Canada’s construction industry is entering 2026 with cautious optimism, buoyed by steady economic growth and significant public-sector investment, but tempered by persistent cost pressures and capacity constraints. According to the CCA’s Winter 2026 Construction Quarterly Economic Insights (CQEI) report, construction GDP grew 1.3 per cent in Q3 2025, outperforming the all-industry average and reinforcing the sector’s role as a key economic driver.
Construction continues to outpace the broader economy
The CQEI data confirms that construction remains one of Canada’s stronger-performing sectors. Growth in Q3 2025 reflects sustained demand across residential, non-residential and infrastructure work, supported by population growth, housing needs and public investment.
“The opportunities ahead for our industry are significant, but so are the risks,” said Rodrigue Gilbert, CCA’s President. “Investments from the federal government will drive growth, but rising costs and workforce constraints will continue to limit the industry’s ability to unlock its full potential and deliver on Canada’s ambitious construction agenda.”
For large, concrete-heavy projects, including factories, infrastructure, institutional buildings and more, this balance between demand and delivery capacity is becoming increasingly pronounced.
Cost escalation remains a central challenge
Despite positive growth indicators, the report highlights the fact that construction costs continue to rise at a pace that challenges project planning and margins. The Building Construction Price Index (BCPI) increased 4.2 per cent year-over-year in Q3 2025, driven primarily by higher prices for metal fabrications, structural steel and plumbing – inputs that are critical to reinforced concrete structures.
Regional disparities were also noted, with London, Ontario, and Quebec City, Quebec, among the jurisdictions experiencing the most significant cost increases. Factory construction saw a 5.7 per cent increase, while office building costs rose 3.2 per cent, highlighting continued volatility across different building types.
For contractors, these trends reinforce the importance of early procurement strategies, accurate estimating and tight coordination between design and construction, particularly on concrete-intensive scopes where material substitutions or redesigns are limited.
Federal investment supports long-term demand
On the policy front, the report points to meaningful tailwinds. The 2025 federal budget, released in November, included $89.7 billion in net new measures over five years, with $32.5 billion classified as capital investments. Of that, the CCA estimates that roughly $32 billion is earmarked for construction-related spending.
These investments are expected to support sustained demand across housing, infrastructure and institutional projects – many of which rely heavily on concrete construction. However, the report cautions that funding alone will not resolve delivery challenges without parallel progress on workforce development, productivity and regulatory efficiency.

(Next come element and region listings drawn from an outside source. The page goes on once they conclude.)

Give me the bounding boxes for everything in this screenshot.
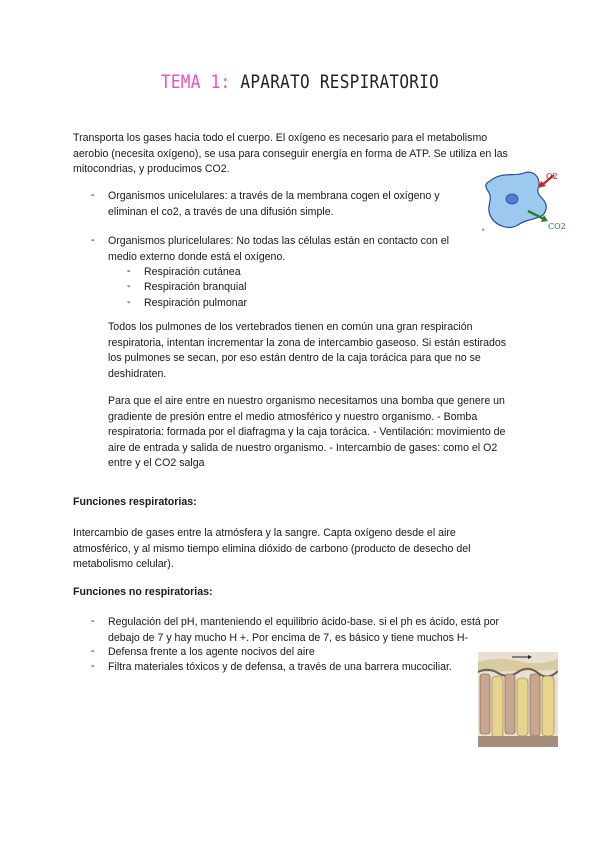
paragraph-line: respiratoria: formada por el diafragma y la caja torácica. - Ventilación: movimiento de (108, 426, 506, 438)
paragraph-line: atmosférico, y al mismo tiempo elimina dióxido de carbono (producto de desecho del (73, 542, 471, 555)
paragraph-line: Todos los pulmones de los vertebrados tienen en común una gran respiración (108, 321, 473, 333)
list-item-unicelulares (108, 189, 478, 220)
bullet-dash: - (127, 280, 131, 292)
paragraph-line: respiratoria, intentan incrementar la zona de intercambio gaseoso. Si están estirados (108, 336, 507, 349)
list-item-line: medio externo donde está el oxígeno. (108, 250, 286, 263)
list-item-pluricelulares (108, 234, 488, 265)
list-item-ph (108, 615, 528, 646)
bullet-dash: - (127, 265, 131, 277)
bullet-dash: - (91, 660, 95, 672)
list-item-line: eliminan el co2, a través de una difusión simple. (108, 205, 334, 218)
mucociliary-barrier-figure (478, 652, 558, 747)
paragraph-line: entre y el CO2 salga (108, 457, 205, 469)
sublist-item: Respiración cutánea (144, 266, 241, 278)
epithelial-cell (505, 674, 515, 734)
list-item-line: Organismos unicelulares: a través de la membrana cogen el oxígeno y (108, 190, 440, 202)
paragraph-respiratorias (73, 526, 533, 573)
paragraph-pulmones (108, 320, 528, 382)
list-item-line: Organismos pluricelulares: No todas las células están en contacto con el (108, 235, 449, 247)
list-item-line: Regulación del pH, manteniendo el equilibrio ácido-base. si el ph es ácido, está por (108, 616, 500, 628)
paragraph-line: los pulmones se secan, por eso están dentro de la caja torácica para que no se (108, 352, 481, 364)
paragraph-bomba (108, 394, 528, 472)
paragraph-line: metabolismo celular). (73, 558, 174, 570)
title-prefix: TEMA 1: (160, 70, 231, 93)
paragraph-line: gradiente de presión entre el medio atmosférico y nuestro organismo. - Bomba (108, 410, 478, 423)
goblet-cell (517, 678, 528, 736)
cell-diffusion-figure (480, 167, 572, 235)
basal-layer (478, 736, 558, 747)
paragraph-line: Intercambio de gases entre la atmósfera y la sangre. Capta oxígeno desde el aire (73, 527, 456, 539)
heading-funciones-respiratorias: Funciones respiratorias: (73, 496, 197, 508)
paragraph-line: deshidraten. (108, 367, 167, 380)
heading-funciones-no-respiratorias: Funciones no respiratorias: (73, 586, 213, 598)
page-title (0, 71, 600, 93)
bullet-dash: - (91, 615, 95, 627)
co2-label: CO2 (548, 222, 566, 231)
goblet-cell (492, 676, 503, 738)
bullet-dash: - (91, 234, 95, 246)
title-main: APARATO RESPIRATORIO (240, 70, 440, 93)
sublist-item: Respiración pulmonar (144, 297, 248, 309)
bullet-dash: - (91, 189, 95, 201)
figure-mark: s (482, 227, 485, 233)
sublist-item: Respiración branquial (144, 281, 247, 293)
bullet-dash: - (127, 296, 131, 308)
goblet-cell (542, 676, 554, 736)
intro-paragraph: Transporta los gases hacia todo el cuerpo. El oxígeno es necesario para el metabolismo aerobio (necesita oxígeno), se usa para conseguir energía en forma de ATP. Se utiliza en las mitocondrias, y producimos CO2. (73, 132, 508, 175)
cell-nucleus (506, 194, 518, 204)
paragraph-line: Para que el aire entre en nuestro organismo necesitamos una bomba que genere un (108, 395, 505, 407)
bullet-dash: - (91, 645, 95, 657)
epithelial-cell (480, 674, 490, 734)
list-item-line: debajo de 7 y hay mucho H +. Por encima de 7, es básico y tiene muchos H- (108, 631, 469, 644)
paragraph-line: aire de entrada y salida de nuestro organismo. - Intercambio de gases: como el O2 (108, 441, 498, 454)
list-item-filtra: Filtra materiales tóxicos y de defensa, a través de una barrera mucociliar. (108, 661, 452, 673)
epithelial-cell (530, 674, 540, 736)
o2-label: O2 (546, 172, 558, 181)
list-item-defensa: Defensa frente a los agente nocivos del aire (108, 646, 315, 658)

Growth, but not without constraints
While 2025 proved to be a strong year for the sector, the CQEI emphasizes that labour shortages and supply chain disruptions remain unresolved structural issues. As projects grow larger and more complex, contractors face increasing pressure to deliver more work with limited resources.

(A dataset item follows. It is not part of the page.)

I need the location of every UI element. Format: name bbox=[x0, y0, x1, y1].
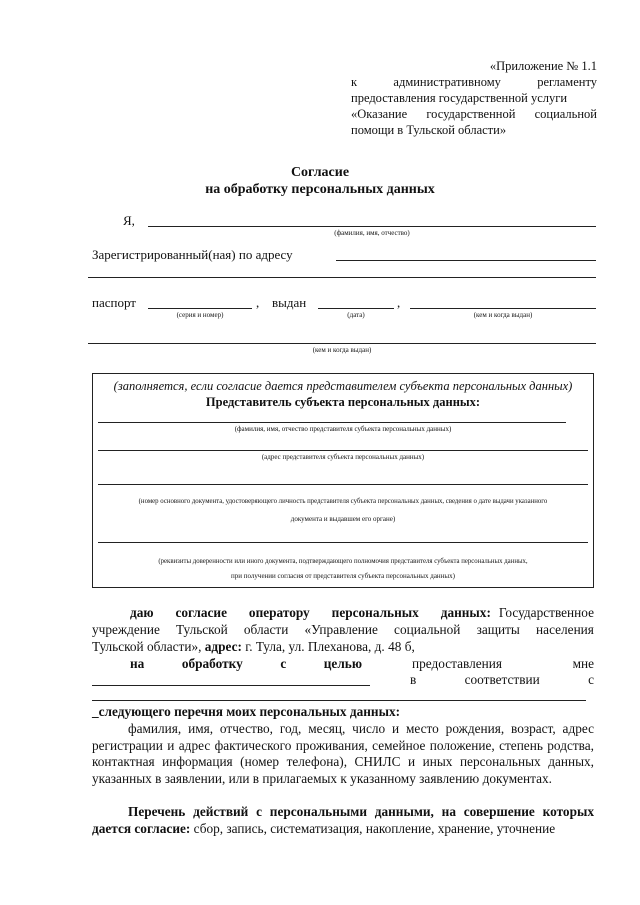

“2025 was a very strong year for our industry and we’re looking forward to building on that progress to build the Canada that Canadians deserve,” said Gilbert. “Together, we’ll keep building Canada.”
The next Construction Quarterly Economic Insights report is scheduled for release in April 2026, offering contractors another checkpoint on how growth, costs and policy decisions continue to shape the outlook for Canada’s construction industry.